Mit dem Siegeszug der Schreibmaschine kamen auch die einst „typischen Frauenberufe“ Sekretärin oder Stenotypistin auf. Und: „Mit fortschreitender Industrialisierung wurden standardisierte Arbeitsprozesse eingeführt – dabei war die Schreibmaschine eine zentrale Größe. Das Maschinenschreiben war eine Qualifikation, die in jedem Arbeitsprozess in gleicher Weise genutzt werden konnte“, erläutert Klaus Denfeld.

Daher war diese Qualifikation auch Bestandteil der Handelsschule oder der Höheren Handelsschule, „es war eine Grundtugend der kaufmännischen Tätigkeit“. Mittlerweile hätten sich aus diesen Grundzügen rund 50 kaufmännische Berufe entwickelt. Weitere zentrale Säulen in der Ausbildung waren beispielsweise auch die Stenographie oder Sprachen, wie Denfeld sagt.

125 Jahre KSM – das bedeutet auch zahlreiche Highlights in der Schulgeschichte, positiver wie negativer Natur. 1945 wurden die Schulen bis Oktober geschlossen, Inventar, Klassenbücher, Karteien und Lehrmittel wurden teilweise zerstört und die Schreibmaschinen entwendet. 1977 fand die erste Abiturprüfung an den KSM statt – denn zuvor war das berufliche Gymnasium mit dem Schwerpunkt Wirtschaft eingeführt worden. 1982 wurde der Erweiterungsbau der Schulen eingeweiht – mit „großen Tieren“. Denn die Elefanten eines Zirkus kamen „zu Besuch“ der Baustelle des parallel begonnen nächsten Bauabschnitts.

1988 spielte beim Abi-Streich das Polizeiorchester auf dem Schulhof, immer wieder sind Minister zu Gast – ob zum 100-jährigen Bestehen Kultusminister Hartmut Holzapfel in 1996, Hessens Umweltminister Wilhelm Dietzel im Jahr 2004 oder der damalige Ministerpräsident Roland Koch, der 2009 die Baustelle des Anbaus mit Selbstlernzentrum und Mediathek besichtigte.
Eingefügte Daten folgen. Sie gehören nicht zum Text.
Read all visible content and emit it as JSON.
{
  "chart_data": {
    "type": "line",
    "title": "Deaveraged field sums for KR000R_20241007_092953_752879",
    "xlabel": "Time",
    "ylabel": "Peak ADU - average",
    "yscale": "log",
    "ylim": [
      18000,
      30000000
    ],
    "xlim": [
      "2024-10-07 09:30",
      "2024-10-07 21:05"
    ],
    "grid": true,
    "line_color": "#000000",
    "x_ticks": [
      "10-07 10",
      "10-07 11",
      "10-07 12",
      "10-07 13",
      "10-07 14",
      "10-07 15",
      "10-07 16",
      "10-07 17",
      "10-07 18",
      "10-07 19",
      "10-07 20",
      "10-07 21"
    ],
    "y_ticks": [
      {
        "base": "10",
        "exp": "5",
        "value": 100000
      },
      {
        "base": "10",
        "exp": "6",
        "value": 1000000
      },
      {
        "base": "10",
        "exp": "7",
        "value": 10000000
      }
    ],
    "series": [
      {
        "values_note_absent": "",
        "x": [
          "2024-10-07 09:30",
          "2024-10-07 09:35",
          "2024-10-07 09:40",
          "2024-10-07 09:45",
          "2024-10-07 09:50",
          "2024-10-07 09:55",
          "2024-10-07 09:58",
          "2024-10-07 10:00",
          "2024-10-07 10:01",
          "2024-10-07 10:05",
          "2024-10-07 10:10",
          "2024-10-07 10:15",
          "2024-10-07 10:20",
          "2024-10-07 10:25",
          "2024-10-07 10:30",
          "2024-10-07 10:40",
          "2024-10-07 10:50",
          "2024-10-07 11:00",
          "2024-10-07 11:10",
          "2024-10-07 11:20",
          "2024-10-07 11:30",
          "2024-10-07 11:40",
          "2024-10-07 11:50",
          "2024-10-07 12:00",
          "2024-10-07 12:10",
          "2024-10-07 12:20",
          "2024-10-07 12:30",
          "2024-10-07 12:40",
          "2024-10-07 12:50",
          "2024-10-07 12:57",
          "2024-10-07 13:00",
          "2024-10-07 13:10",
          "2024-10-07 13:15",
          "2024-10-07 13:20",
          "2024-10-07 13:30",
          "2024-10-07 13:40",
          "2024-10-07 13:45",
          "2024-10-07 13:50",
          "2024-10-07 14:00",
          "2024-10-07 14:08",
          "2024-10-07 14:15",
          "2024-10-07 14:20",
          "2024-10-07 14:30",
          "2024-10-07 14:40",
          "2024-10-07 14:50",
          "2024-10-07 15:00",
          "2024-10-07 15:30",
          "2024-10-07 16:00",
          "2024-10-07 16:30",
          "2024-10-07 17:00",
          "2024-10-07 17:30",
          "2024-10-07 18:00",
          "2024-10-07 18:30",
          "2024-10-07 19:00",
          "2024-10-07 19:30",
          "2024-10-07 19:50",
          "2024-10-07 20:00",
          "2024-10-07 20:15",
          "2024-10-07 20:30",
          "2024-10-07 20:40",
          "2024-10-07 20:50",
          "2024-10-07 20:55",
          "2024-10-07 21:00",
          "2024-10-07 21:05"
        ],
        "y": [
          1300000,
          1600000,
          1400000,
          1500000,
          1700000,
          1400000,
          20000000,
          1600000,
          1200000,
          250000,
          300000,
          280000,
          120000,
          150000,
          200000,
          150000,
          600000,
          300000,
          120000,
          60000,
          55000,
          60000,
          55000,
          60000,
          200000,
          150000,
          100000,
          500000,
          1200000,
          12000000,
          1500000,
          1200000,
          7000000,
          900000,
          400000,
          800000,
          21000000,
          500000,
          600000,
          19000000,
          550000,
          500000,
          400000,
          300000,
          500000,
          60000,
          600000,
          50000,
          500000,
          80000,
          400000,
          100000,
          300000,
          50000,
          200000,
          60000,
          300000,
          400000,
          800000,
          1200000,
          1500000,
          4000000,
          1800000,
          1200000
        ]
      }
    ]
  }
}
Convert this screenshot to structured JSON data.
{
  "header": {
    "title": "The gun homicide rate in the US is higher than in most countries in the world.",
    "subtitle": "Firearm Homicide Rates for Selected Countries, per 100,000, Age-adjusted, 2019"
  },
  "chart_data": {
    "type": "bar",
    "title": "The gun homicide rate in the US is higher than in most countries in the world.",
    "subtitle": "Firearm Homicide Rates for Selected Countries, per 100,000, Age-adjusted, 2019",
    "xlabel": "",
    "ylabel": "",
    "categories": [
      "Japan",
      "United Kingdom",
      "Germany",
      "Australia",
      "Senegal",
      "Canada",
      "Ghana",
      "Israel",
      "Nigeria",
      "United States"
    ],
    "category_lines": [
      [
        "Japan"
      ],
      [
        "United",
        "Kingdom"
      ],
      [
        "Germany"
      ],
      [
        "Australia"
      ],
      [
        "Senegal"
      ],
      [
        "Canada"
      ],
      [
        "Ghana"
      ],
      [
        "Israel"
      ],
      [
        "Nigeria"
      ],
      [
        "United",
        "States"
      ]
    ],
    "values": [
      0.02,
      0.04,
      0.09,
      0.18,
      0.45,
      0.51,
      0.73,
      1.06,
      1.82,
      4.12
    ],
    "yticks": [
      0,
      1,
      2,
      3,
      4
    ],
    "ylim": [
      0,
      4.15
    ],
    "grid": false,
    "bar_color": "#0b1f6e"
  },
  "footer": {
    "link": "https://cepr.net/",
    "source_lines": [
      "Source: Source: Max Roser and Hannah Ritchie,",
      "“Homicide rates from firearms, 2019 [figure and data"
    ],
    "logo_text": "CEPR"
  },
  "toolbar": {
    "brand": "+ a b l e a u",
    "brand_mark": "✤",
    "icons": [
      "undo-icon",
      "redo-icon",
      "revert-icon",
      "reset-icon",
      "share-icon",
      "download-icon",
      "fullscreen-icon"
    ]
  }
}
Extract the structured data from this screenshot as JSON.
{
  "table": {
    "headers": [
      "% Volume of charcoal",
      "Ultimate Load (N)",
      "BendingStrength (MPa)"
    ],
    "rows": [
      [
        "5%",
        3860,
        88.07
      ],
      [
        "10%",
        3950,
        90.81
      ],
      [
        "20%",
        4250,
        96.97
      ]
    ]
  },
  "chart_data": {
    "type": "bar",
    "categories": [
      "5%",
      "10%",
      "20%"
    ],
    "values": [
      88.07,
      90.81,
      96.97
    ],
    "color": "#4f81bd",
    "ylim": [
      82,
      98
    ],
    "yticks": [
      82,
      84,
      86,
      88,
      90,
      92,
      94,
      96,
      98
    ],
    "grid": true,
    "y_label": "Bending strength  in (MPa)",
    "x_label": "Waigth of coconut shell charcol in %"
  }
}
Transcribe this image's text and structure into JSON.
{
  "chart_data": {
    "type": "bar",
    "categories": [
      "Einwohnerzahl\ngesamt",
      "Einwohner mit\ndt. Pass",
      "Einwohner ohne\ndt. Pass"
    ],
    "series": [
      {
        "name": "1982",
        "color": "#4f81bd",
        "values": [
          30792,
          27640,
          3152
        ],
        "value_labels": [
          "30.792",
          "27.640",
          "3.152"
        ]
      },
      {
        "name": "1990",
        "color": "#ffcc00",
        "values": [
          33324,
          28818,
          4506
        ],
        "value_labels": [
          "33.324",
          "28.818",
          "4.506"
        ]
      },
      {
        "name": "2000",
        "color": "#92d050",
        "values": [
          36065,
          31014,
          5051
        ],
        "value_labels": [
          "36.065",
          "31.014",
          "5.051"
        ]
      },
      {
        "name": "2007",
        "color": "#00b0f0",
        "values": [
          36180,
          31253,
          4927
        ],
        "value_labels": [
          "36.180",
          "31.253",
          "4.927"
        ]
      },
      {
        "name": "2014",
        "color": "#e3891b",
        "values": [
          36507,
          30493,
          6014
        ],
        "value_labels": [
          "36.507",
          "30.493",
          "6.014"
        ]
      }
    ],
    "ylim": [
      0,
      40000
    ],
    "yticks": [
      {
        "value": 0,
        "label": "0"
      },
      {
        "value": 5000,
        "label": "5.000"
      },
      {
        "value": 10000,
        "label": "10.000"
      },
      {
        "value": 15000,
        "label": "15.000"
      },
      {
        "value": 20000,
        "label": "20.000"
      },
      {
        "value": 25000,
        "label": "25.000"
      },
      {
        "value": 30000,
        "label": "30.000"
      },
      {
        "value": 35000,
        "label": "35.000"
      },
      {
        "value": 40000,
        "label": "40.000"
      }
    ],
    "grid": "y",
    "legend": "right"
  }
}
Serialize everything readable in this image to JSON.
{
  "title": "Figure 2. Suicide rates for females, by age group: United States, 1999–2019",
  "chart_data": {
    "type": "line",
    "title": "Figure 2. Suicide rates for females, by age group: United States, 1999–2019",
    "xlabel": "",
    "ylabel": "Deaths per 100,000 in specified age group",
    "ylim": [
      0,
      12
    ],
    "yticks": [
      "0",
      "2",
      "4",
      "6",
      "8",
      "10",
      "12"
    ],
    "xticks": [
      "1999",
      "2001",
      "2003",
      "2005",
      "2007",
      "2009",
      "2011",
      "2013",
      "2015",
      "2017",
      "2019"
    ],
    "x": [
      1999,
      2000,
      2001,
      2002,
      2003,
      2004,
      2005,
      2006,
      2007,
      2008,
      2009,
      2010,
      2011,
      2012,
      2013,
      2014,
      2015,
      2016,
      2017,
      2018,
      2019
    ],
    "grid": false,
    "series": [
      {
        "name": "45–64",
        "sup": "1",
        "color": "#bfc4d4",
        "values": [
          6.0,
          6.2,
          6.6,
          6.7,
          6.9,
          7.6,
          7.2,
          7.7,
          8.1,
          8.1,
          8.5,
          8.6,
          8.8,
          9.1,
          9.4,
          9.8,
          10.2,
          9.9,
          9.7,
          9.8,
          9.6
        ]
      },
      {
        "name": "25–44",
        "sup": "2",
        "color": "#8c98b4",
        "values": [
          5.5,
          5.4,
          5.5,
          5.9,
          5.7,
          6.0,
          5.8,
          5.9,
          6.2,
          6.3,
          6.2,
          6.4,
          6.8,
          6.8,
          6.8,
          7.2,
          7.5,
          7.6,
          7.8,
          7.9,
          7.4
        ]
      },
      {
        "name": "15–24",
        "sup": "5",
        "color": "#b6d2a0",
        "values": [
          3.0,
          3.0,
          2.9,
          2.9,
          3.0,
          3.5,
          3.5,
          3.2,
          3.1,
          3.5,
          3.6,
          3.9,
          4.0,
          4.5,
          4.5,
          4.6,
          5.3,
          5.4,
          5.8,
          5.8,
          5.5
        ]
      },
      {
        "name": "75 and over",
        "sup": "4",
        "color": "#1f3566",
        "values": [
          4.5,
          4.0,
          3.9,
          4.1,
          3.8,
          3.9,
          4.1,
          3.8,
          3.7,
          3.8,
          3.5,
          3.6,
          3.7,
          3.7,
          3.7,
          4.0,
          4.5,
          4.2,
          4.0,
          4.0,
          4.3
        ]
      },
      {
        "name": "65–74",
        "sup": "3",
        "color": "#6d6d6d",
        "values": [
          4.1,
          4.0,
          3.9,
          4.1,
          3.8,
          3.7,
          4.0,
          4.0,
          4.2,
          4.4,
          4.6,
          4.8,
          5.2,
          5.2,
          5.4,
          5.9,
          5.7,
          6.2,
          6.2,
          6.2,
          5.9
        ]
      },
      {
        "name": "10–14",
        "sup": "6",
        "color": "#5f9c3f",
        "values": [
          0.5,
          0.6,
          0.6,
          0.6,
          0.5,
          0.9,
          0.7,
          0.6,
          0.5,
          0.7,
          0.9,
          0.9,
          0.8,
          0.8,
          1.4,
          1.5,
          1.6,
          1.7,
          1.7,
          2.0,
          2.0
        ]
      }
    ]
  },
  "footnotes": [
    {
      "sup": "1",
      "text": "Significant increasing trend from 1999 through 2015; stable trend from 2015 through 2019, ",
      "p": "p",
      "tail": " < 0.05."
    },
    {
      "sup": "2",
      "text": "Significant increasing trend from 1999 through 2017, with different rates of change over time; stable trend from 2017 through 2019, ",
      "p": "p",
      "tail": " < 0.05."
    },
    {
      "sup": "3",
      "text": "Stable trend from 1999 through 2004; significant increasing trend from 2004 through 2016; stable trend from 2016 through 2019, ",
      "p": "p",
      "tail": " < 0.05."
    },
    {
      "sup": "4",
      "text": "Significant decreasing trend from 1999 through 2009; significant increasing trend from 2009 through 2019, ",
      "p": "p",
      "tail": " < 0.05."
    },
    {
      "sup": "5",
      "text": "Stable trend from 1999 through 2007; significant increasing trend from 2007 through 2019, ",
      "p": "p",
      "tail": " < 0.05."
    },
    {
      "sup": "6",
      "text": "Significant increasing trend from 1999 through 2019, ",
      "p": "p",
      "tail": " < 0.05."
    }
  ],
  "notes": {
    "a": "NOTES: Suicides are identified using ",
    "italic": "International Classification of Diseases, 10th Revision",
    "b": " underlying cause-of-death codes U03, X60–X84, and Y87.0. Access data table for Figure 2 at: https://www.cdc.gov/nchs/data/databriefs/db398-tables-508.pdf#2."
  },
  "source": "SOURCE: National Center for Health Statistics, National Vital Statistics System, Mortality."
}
Der höchste politische Besuch fand 1996 statt: Bundespräsident Roman Herzog trug sich anlässlich des Deutschen Trachtenfests in der Aula der KSM ins „Goldene Buch“ der Stadt Marburg ein. 2011 kam Rodler-Legende Georg Hackl als „Stargast“ zum Außenhandelstag, und 2014 erhielt die Schule als erste kaufmännische Schule in Hessen das Zertifikat „Gesundheitsfördernde Schule“ – 2020 wurden die KSM erneut zertifiziert. Doch nicht nur diese Highlights prägen die Kaufmännischen Schulen Marburg. „Es findet auch eine kontinuierliche Neuausrichtung auf die immer neuen Anforderungen aus der Berufswelt statt“, sagt Klaus Denfeld. So könne man auf neue Berufsfelder reagieren und so den Schulstandort auch langfristig sichern – dafür gebühre dem Kollegium viel Dank. Das konnte übrigens bereits feiern – wenn auch nur virtuell: Alle Lehrkräfte bekamen eine kleine Flasche KSM-Sekt und stießen bei einer Videokonferenz auf das Jubiläum an.